Взмахнув веслами, пестро размалеванная «Аргира» ловко развернулась, встав борт о борт с уныло погружающейся «Жемчужиной». Порванные штормом британские леопарды рыкнули на кипрского льва, длинный алый вымпел шебеки на миг наискось хлестнул по ультрамариновому шелку. С барки на шебеку перекинули хитроумно устроенные мостки с веревочными ограждениями и бронзовыми крючьями-зацепами, накрепко впившимися в дерево.
Через шаткую переправу бодро проплюхали шестеро вояк внушительной комплекции, с ног до головы упакованных в положенное звякающее снаряжение. Бесцеремонно распихали в стороны сунувшихся под ноги матросов шебеки и свитских наваррки, выстроились рядком, хором гаркнули нечто слаженное и совершенно непонятное.
«Бодигарды, – невесело хмыкнул Серж. – С хорошей подготовочкой. Как по трапу-то скакали, словно по твердой земле. Опытные. Морской десант Средневековья. Их там хоть и не больше десятка, но нашу заблеванную компанию, боюсь, в три счета разделают на пельмени. А кричат на каком, на латыни? Хотя стоп, Кипр же греческая территория. То бишь византийская. Еще не завоеванная турками. Хай живе великий базилевс во веки веков, аминь. Как положено, за стражей ковыляет босс».
По качающимся мосткам, судорожно цепляясь за тросы ограждения, на шебеку перебрался упитанного вида мужчина лет сорока. Темноволосый, слегка облысевший, богато разряженный на европейский, а не на византийский манер. Бархатный наряд в коричневых и зеленых тонах обильно дополнялся разнообразными золотыми побрякушками. На изжелта-темной то ли от загара, то ли от природы физиономии плавало мученическое выражение.

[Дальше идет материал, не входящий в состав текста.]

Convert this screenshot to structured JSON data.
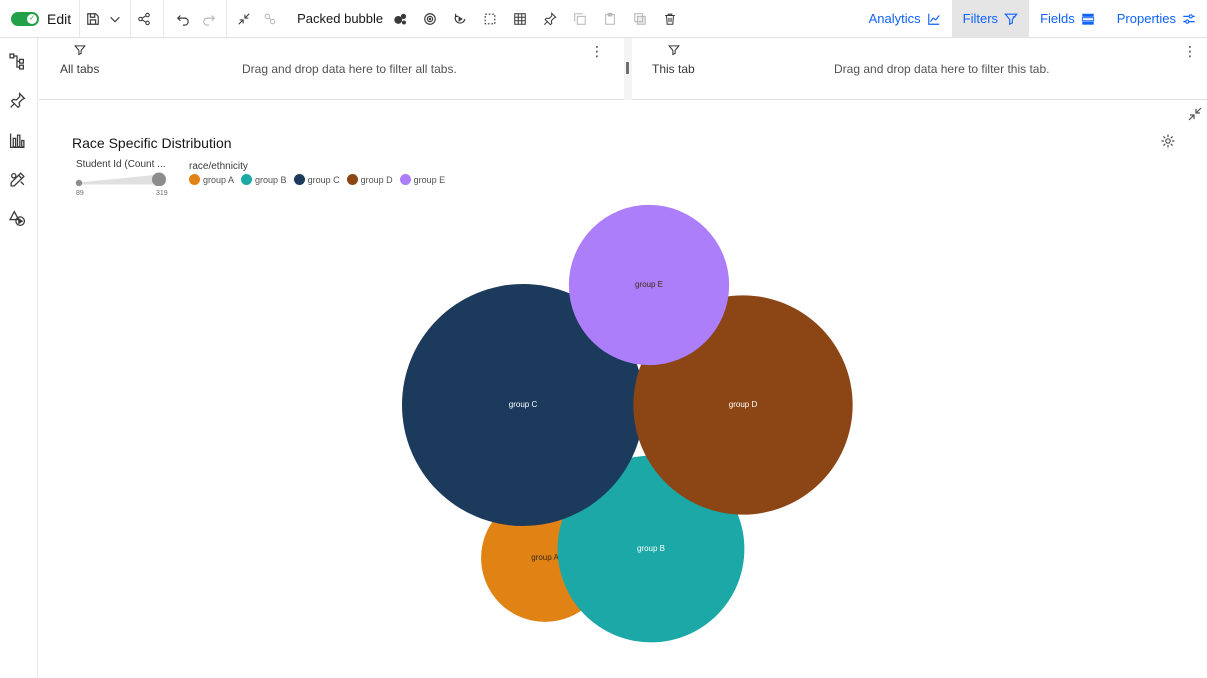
{
  "toolbar": {
    "edit_label": "Edit",
    "viz_label": "Packed bubble",
    "tabs": [
      {
        "label": "Analytics",
        "icon": "analytics-icon"
      },
      {
        "label": "Filters",
        "icon": "filter-icon",
        "active": true
      },
      {
        "label": "Fields",
        "icon": "fields-icon"
      },
      {
        "label": "Properties",
        "icon": "properties-icon"
      }
    ]
  },
  "filters": {
    "all_tabs": {
      "name": "All tabs",
      "hint": "Drag and drop data here to filter all tabs."
    },
    "this_tab": {
      "name": "This tab",
      "hint": "Drag and drop data here to filter this tab."
    }
  },
  "colors": {
    "accent": "#0f62fe",
    "toggle_on": "#24a148"
  },
  "chart_data": {
    "type": "packed-bubble",
    "title": "Race Specific Distribution",
    "size_legend": {
      "title": "Student Id (Count ...",
      "min": 89,
      "max": 319
    },
    "color_legend": {
      "title": "race/ethnicity"
    },
    "series": [
      {
        "name": "group A",
        "value": 89,
        "color": "#e08214"
      },
      {
        "name": "group B",
        "value": 190,
        "color": "#1ba8a6"
      },
      {
        "name": "group C",
        "value": 319,
        "color": "#1b3a5c"
      },
      {
        "name": "group D",
        "value": 262,
        "color": "#8c4515"
      },
      {
        "name": "group E",
        "value": 140,
        "color": "#ac7efa"
      }
    ]
  }
}
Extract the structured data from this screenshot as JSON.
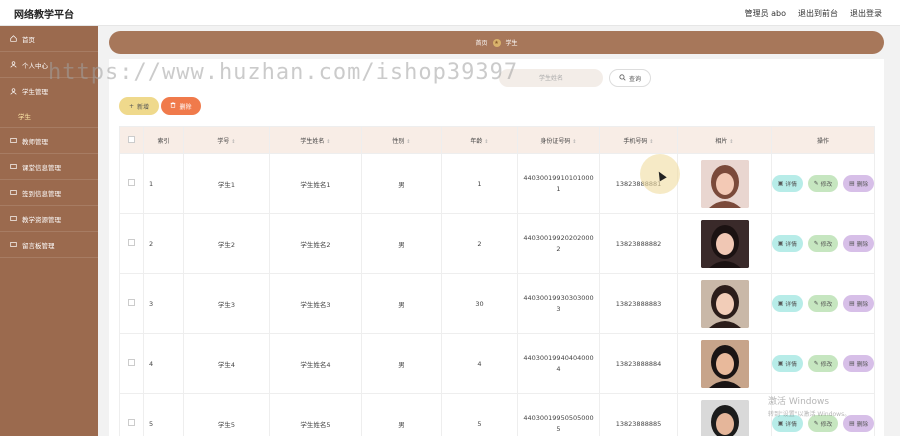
{
  "app": {
    "title": "网络教学平台"
  },
  "topbar": {
    "user": "管理员 abo",
    "to_front": "退出到前台",
    "logout": "退出登录"
  },
  "sidebar": {
    "items": [
      {
        "label": "首页",
        "icon": "home-icon"
      },
      {
        "label": "个人中心",
        "icon": "user-icon"
      },
      {
        "label": "学生管理",
        "icon": "users-icon"
      },
      {
        "label": "学生",
        "sub": true
      },
      {
        "label": "教师管理",
        "icon": "teacher-icon"
      },
      {
        "label": "课堂信息管理",
        "icon": "class-icon"
      },
      {
        "label": "签到信息管理",
        "icon": "checkin-icon"
      },
      {
        "label": "教学资源管理",
        "icon": "resource-icon"
      },
      {
        "label": "留言板管理",
        "icon": "message-icon"
      }
    ]
  },
  "breadcrumb": {
    "home": "首页",
    "current": "学生"
  },
  "search": {
    "placeholder": "学生姓名",
    "button": "查询"
  },
  "actions": {
    "add": "新增",
    "delete": "删除"
  },
  "table": {
    "headers": [
      "索引",
      "学号",
      "学生姓名",
      "性别",
      "年龄",
      "身份证号码",
      "手机号码",
      "相片",
      "操作"
    ],
    "row_actions": {
      "detail": "详情",
      "edit": "修改",
      "delete": "删除"
    },
    "rows": [
      {
        "index": "1",
        "student_no": "学生1",
        "name": "学生姓名1",
        "gender": "男",
        "age": "1",
        "id_line1": "44030019910101000",
        "id_line2": "1",
        "phone": "13823888881"
      },
      {
        "index": "2",
        "student_no": "学生2",
        "name": "学生姓名2",
        "gender": "男",
        "age": "2",
        "id_line1": "44030019920202000",
        "id_line2": "2",
        "phone": "13823888882"
      },
      {
        "index": "3",
        "student_no": "学生3",
        "name": "学生姓名3",
        "gender": "男",
        "age": "30",
        "id_line1": "44030019930303000",
        "id_line2": "3",
        "phone": "13823888883"
      },
      {
        "index": "4",
        "student_no": "学生4",
        "name": "学生姓名4",
        "gender": "男",
        "age": "4",
        "id_line1": "44030019940404000",
        "id_line2": "4",
        "phone": "13823888884"
      },
      {
        "index": "5",
        "student_no": "学生5",
        "name": "学生姓名5",
        "gender": "男",
        "age": "5",
        "id_line1": "44030019950505000",
        "id_line2": "5",
        "phone": "13823888885"
      }
    ]
  },
  "overlay": {
    "watermark": "https://www.huzhan.com/ishop39397",
    "windows_line1": "激活 Windows",
    "windows_line2": "转到\"设置\"以激活 Windows。"
  },
  "colors": {
    "sidebar": "#9b6a4e",
    "breadcrumb": "#a7775a",
    "detail": "#b7ece8",
    "edit": "#c6e6c0",
    "delete": "#d7bfe8"
  }
}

Впрочем, стоило ему ступить на косую палубу «Жемчужины», кислая мина как по волшебству сменилась приязненной и лучащейся оптимизмом.
Почти одновременно с кипрским посланцем на корму вышла Беренгария. Приодетая, причесанная, подкрашенная и высоко держащая голову. По всему ясно, принцесс средних веков с детства готовили к работе в трудных условиях. В качестве моральной поддержки выступали до неприличия серьезный де Фуа и чопорная фрау Куртенэ. Не хватало только фанфар, литавр и барабанов.

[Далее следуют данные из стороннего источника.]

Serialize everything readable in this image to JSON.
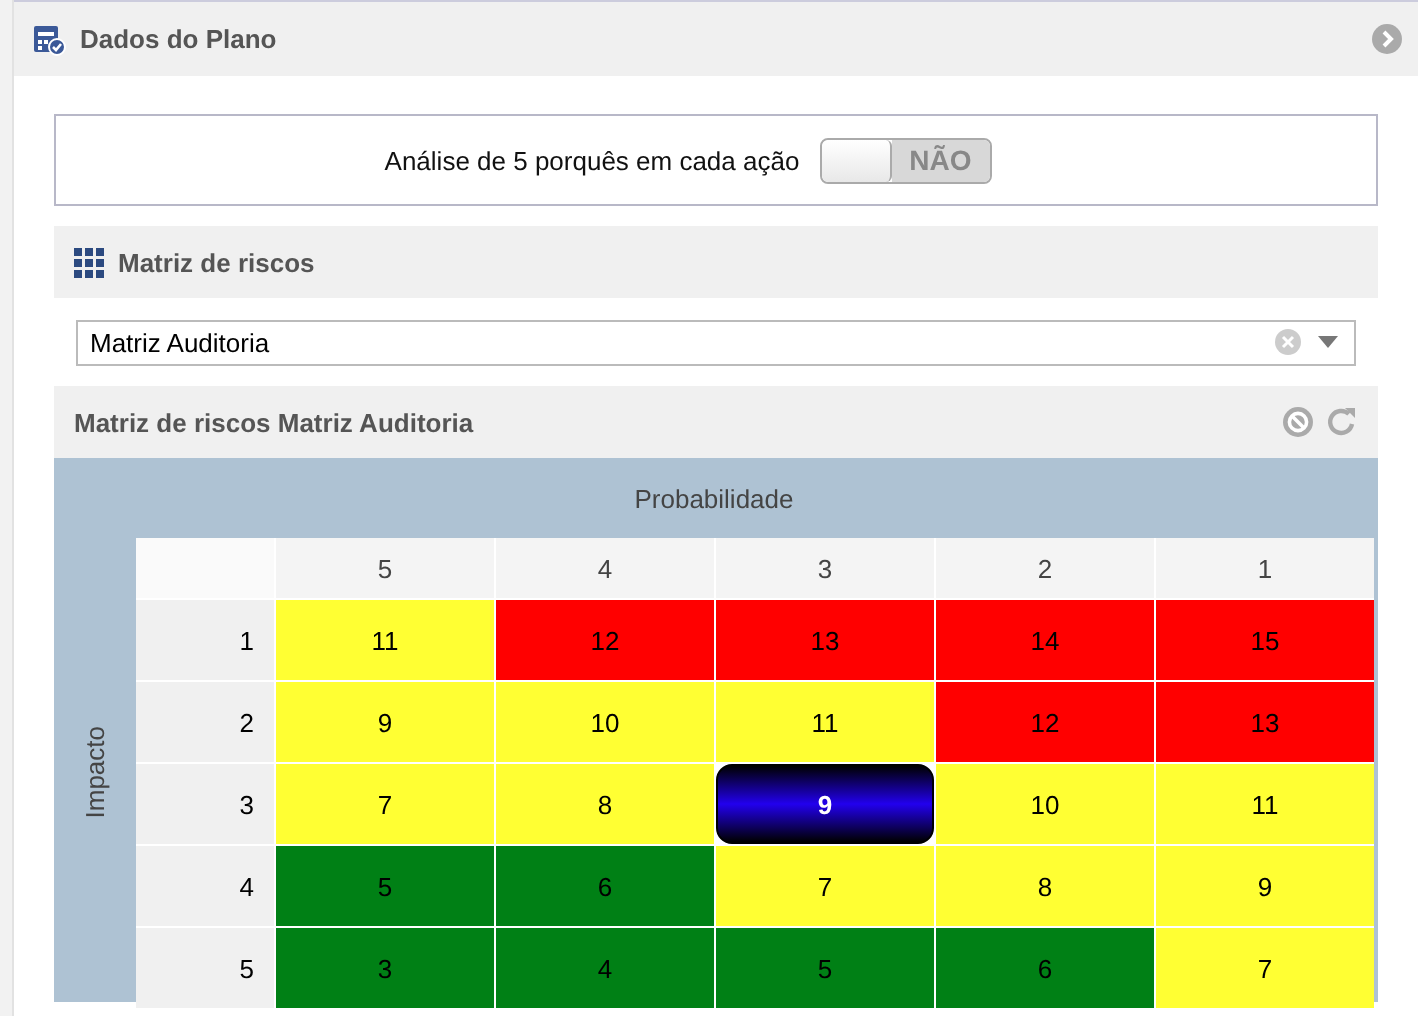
{
  "header": {
    "title": "Dados do Plano"
  },
  "five_whys": {
    "label": "Análise de 5 porquês em cada ação",
    "toggle": {
      "on": false,
      "label": "NÃO"
    }
  },
  "risk_matrix_panel": {
    "title": "Matriz de riscos",
    "select": {
      "value": "Matriz Auditoria"
    },
    "subtitle": "Matriz de riscos Matriz Auditoria",
    "matrix": {
      "x_axis": "Probabilidade",
      "y_axis": "Impacto",
      "columns": [
        "5",
        "4",
        "3",
        "2",
        "1"
      ],
      "rows": [
        {
          "label": "1",
          "cells": [
            {
              "text": "11",
              "color": "#ffff33",
              "selected": false
            },
            {
              "text": "12",
              "color": "#ff0000",
              "selected": false
            },
            {
              "text": "13",
              "color": "#ff0000",
              "selected": false
            },
            {
              "text": "14",
              "color": "#ff0000",
              "selected": false
            },
            {
              "text": "15",
              "color": "#ff0000",
              "selected": false
            }
          ]
        },
        {
          "label": "2",
          "cells": [
            {
              "text": "9",
              "color": "#ffff33",
              "selected": false
            },
            {
              "text": "10",
              "color": "#ffff33",
              "selected": false
            },
            {
              "text": "11",
              "color": "#ffff33",
              "selected": false
            },
            {
              "text": "12",
              "color": "#ff0000",
              "selected": false
            },
            {
              "text": "13",
              "color": "#ff0000",
              "selected": false
            }
          ]
        },
        {
          "label": "3",
          "cells": [
            {
              "text": "7",
              "color": "#ffff33",
              "selected": false
            },
            {
              "text": "8",
              "color": "#ffff33",
              "selected": false
            },
            {
              "text": "9",
              "color": "#2200ee",
              "selected": true
            },
            {
              "text": "10",
              "color": "#ffff33",
              "selected": false
            },
            {
              "text": "11",
              "color": "#ffff33",
              "selected": false
            }
          ]
        },
        {
          "label": "4",
          "cells": [
            {
              "text": "5",
              "color": "#008015",
              "selected": false
            },
            {
              "text": "6",
              "color": "#008015",
              "selected": false
            },
            {
              "text": "7",
              "color": "#ffff33",
              "selected": false
            },
            {
              "text": "8",
              "color": "#ffff33",
              "selected": false
            },
            {
              "text": "9",
              "color": "#ffff33",
              "selected": false
            }
          ]
        },
        {
          "label": "5",
          "cells": [
            {
              "text": "3",
              "color": "#008015",
              "selected": false
            },
            {
              "text": "4",
              "color": "#008015",
              "selected": false
            },
            {
              "text": "5",
              "color": "#008015",
              "selected": false
            },
            {
              "text": "6",
              "color": "#008015",
              "selected": false
            },
            {
              "text": "7",
              "color": "#ffff33",
              "selected": false
            }
          ]
        }
      ]
    }
  }
}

Прибывший пузан не дал Беренгарии и рта толком раскрыть. Поклонился и затарахтел – если верить слуху, с легкостью перескакивая с латыни на норманно-франкский и обратно – помогая себе рьяной жестикуляцией. Новоиспеченная королева английская смотрела на посланца настороженно. Несколько раз она чуть оборачивалась к де Фуа, и тот начинал шептать наваррке на ухо. Видно, излагал скороговорку ромея в более приемлемом темпе.
«Не, на высокое начальство никак не тянет, – приглядевшись к посланцу и припомнив собственные впечатления от сильных мира сего, вынес решение Казаков. – Суетлив больно. Не поехал Комнин нас приветствовать. Прислал бойкого референта по связям с общественностью».

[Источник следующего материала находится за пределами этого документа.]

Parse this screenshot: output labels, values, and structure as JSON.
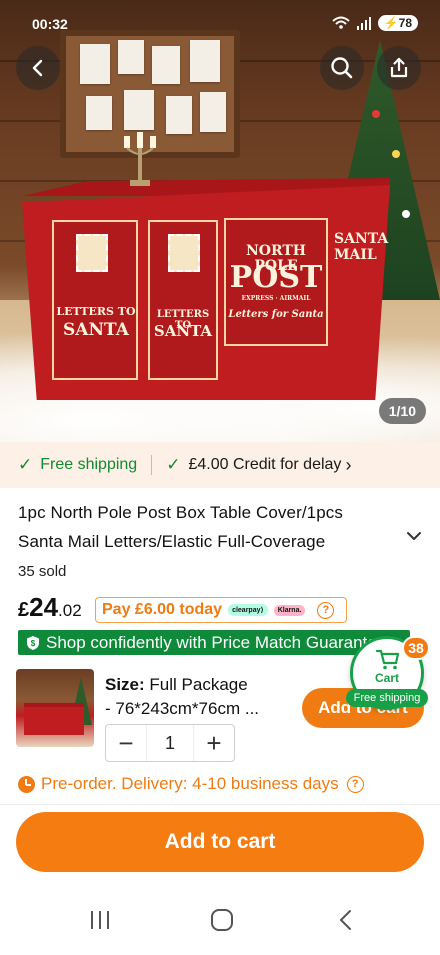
{
  "status_bar": {
    "time": "00:32",
    "battery": "78"
  },
  "gallery": {
    "counter": "1/10",
    "artwork": {
      "table_text_main": "NORTH POLE",
      "table_text_post": "POST",
      "table_text_express": "EXPRESS · AIRMAIL",
      "table_text_script": "Letters for Santa",
      "panel_left_1": "LETTERS TO",
      "panel_left_2": "SANTA",
      "panel_mid_1": "LETTERS TO",
      "panel_mid_2": "SANTA",
      "panel_right_1": "SANTA",
      "panel_right_2": "MAIL"
    }
  },
  "shipping_strip": {
    "free_shipping": "Free shipping",
    "credit": "£4.00 Credit for delay",
    "credit_chevron": "›"
  },
  "product": {
    "title_line1": "1pc North Pole Post Box Table Cover/1pcs",
    "title_line2": "Santa Mail Letters/Elastic Full-Coverage",
    "sold": "35 sold",
    "price_currency": "£",
    "price_whole": "24",
    "price_decimal": ".02",
    "pay_today": "Pay £6.00 today",
    "clearpay": "clearpay⟩",
    "klarna": "Klarna.",
    "price_match": "Shop confidently with Price Match Guarantee"
  },
  "sku": {
    "size_label": "Size:",
    "size_value": "Full Package",
    "size_detail": "- 76*243cm*76cm ...",
    "quantity": "1",
    "minus": "−",
    "plus": "+",
    "add_to_cart_small": "Add to cart"
  },
  "cart_float": {
    "label": "Cart",
    "badge": "38",
    "free_shipping": "Free shipping"
  },
  "delivery": {
    "text": "Pre-order. Delivery: 4-10 business days"
  },
  "cta": {
    "add_to_cart": "Add to cart"
  },
  "colors": {
    "accent": "#f57c10",
    "green": "#128a2e",
    "brand_green_banner": "#0f8a3a"
  }
}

– Верно ли я поняла, мессир: вы предлагаете мне и моим спутникам покинуть это судно, вверившись гостеприимству вашего сеньора? – достаточно громко и отчетливо, чтобы все слышали, произнесла Беренгария. – Невзирая на преследующую его худую славу лихоимца, грабителя и обманщика? И позабыв о том обвинении, что нынче выдвинуто против Исаака Комнина королем и супругом моим Ричардом?
Про себя Серж решил, что Беренгария – сама или с чужой подсказки – разыгрывает сценку весьма и весьма толково. Она эффектно стоит на возвышении, ее хорошо видно и слышно, а приземистый киприот мнется на перекошенной палубе, у девицы под ногами. Простенькая, но действенная психологическая уловка.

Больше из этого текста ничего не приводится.